In the policy vacuum that naturally followed the announcement, apparently made without whole-of-government consultation, the door is open for all manner of special pleading. It’s important in this context to consider the national interest ramifications of CSIRO’s announcement and, from that perspective, develop a considered, coordinated national response.
Measuring the drivers of the climate over long time scales is essential to understanding the path and trajectory of climate change. Australia’s national efforts in those areas are recognised internationally. Australian climate scientists, in CSIRO and elsewhere, have been influential in shaping international understanding of the global climate and providing the building blocks of national and international responses to climate change. It’s one of the few areas in international science where Australia can genuinely claim to ‘punch above our weight’.
Australia’s Chief Scientist, Dr Alan Finkel, has pointed out the importance of ‘measuring and modelling’ our region’s climate:
‘Our most immediate national concern must be to ensure that long-term data collections will be funded and staffed… The climate modelling capabilities developed by the CSIRO (must) continue to be made available for scientists to use and refine.’
CSIRO’s contribution to Australia’s national efforts in climate modelling appears slated for closure. The development of the ACCESS climate model for understanding the Australian climate relies on a joint partnership between the CSIRO and the Bureau of Meteorology (BoM) through the Collaboration for Australian Weather and Climate Research. ACCESS is the only climate model developed specifically for the southern hemisphere and has greatly improved the capabilities of our national weather bureau: ACCESS has provided ‘a significant improvement in accuracy over the Bureau’s old weather model suite’, according to the BoM website.

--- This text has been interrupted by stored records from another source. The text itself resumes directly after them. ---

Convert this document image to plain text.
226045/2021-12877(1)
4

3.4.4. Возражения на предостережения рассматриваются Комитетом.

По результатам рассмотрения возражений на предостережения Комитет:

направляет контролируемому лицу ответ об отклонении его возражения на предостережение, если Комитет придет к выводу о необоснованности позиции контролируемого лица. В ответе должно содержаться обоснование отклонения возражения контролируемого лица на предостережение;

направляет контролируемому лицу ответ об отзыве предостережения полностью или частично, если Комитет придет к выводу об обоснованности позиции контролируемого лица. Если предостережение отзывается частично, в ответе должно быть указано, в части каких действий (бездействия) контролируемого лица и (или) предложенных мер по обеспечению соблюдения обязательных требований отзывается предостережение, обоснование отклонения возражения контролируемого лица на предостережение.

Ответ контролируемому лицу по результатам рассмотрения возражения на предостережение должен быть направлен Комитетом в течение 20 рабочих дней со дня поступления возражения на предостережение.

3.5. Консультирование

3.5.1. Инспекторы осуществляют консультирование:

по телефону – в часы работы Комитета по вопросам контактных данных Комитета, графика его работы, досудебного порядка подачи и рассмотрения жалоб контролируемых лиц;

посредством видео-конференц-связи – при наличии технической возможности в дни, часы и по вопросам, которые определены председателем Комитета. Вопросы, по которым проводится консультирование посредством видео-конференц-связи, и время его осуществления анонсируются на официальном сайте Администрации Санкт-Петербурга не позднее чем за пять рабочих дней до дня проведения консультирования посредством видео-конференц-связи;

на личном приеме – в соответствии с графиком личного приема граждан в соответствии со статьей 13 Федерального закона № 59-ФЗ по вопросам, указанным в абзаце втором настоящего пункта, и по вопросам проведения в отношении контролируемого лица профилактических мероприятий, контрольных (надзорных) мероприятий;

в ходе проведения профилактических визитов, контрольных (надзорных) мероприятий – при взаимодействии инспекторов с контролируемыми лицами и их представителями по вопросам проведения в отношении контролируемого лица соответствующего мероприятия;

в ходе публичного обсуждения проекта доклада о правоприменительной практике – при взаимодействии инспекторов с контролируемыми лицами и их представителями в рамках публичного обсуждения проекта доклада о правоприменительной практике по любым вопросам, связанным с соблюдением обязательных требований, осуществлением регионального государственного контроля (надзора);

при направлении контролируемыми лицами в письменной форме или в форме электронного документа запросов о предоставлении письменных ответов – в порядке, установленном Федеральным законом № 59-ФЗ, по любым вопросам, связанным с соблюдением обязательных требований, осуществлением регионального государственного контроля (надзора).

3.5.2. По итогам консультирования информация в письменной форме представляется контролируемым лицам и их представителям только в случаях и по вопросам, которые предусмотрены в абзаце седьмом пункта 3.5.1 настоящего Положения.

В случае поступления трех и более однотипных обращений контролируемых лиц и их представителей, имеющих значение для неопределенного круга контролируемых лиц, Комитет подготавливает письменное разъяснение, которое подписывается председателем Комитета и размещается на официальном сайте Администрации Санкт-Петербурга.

It’s essential that a country like Australia, which stretches from the monsoonal tropics to the Antarctic—and is surrounded by three oceans—has the capacity to build, develop and run complex climate models. These can’t be just ‘bought off the shelf’: they need to be refined and ‘ground-truthed’ to reflect the diversity of Australia’s landscape and oceans. Food security, disaster management, urban planning and all forms of economic activity ultimately rely not only on the nation’s ability to provide a weather forecast now, but also our ability to understand the future and how it will change.
Australia has the third largest maritime jurisdiction in the world and we live in a region where people rely on the health and prosperity borne of the Pacific and Indian Oceans. That we understand our oceans is fundamental. Losing our ability to participate in large-scale ocean science and observation will ultimately erode Australia’s ability to shape the future and influence regional affairs.
The importance of science as a tool of soft diplomacy in our region shouldn’t be underestimated; it was certainly a key component of Australia’s bid for a seat at the UN Security Council. Diminishing our capacity to participate in science reduces our capacity to influence others. It’s a gap will be readily filled by others like China which is already investing heavily in marine research and oceanography.
The ramifications of CSIRO’s announcement need to be assessed across Government. At the very least, the Portfolios of the Prime Minister and Cabinet, Foreign Affairs and Trade, Defence, Science, Environment and Agriculture should work together to determine a whole-of-government response to the announced changes to Australia’s climate capabilities. Whatever the proposed solution, it requires a close connection to government, where national interests are key to research efforts and outputs.
Now is not the time to reduce Australia’s capabilities and undermine our outstanding reputation in such a fundamental area of research.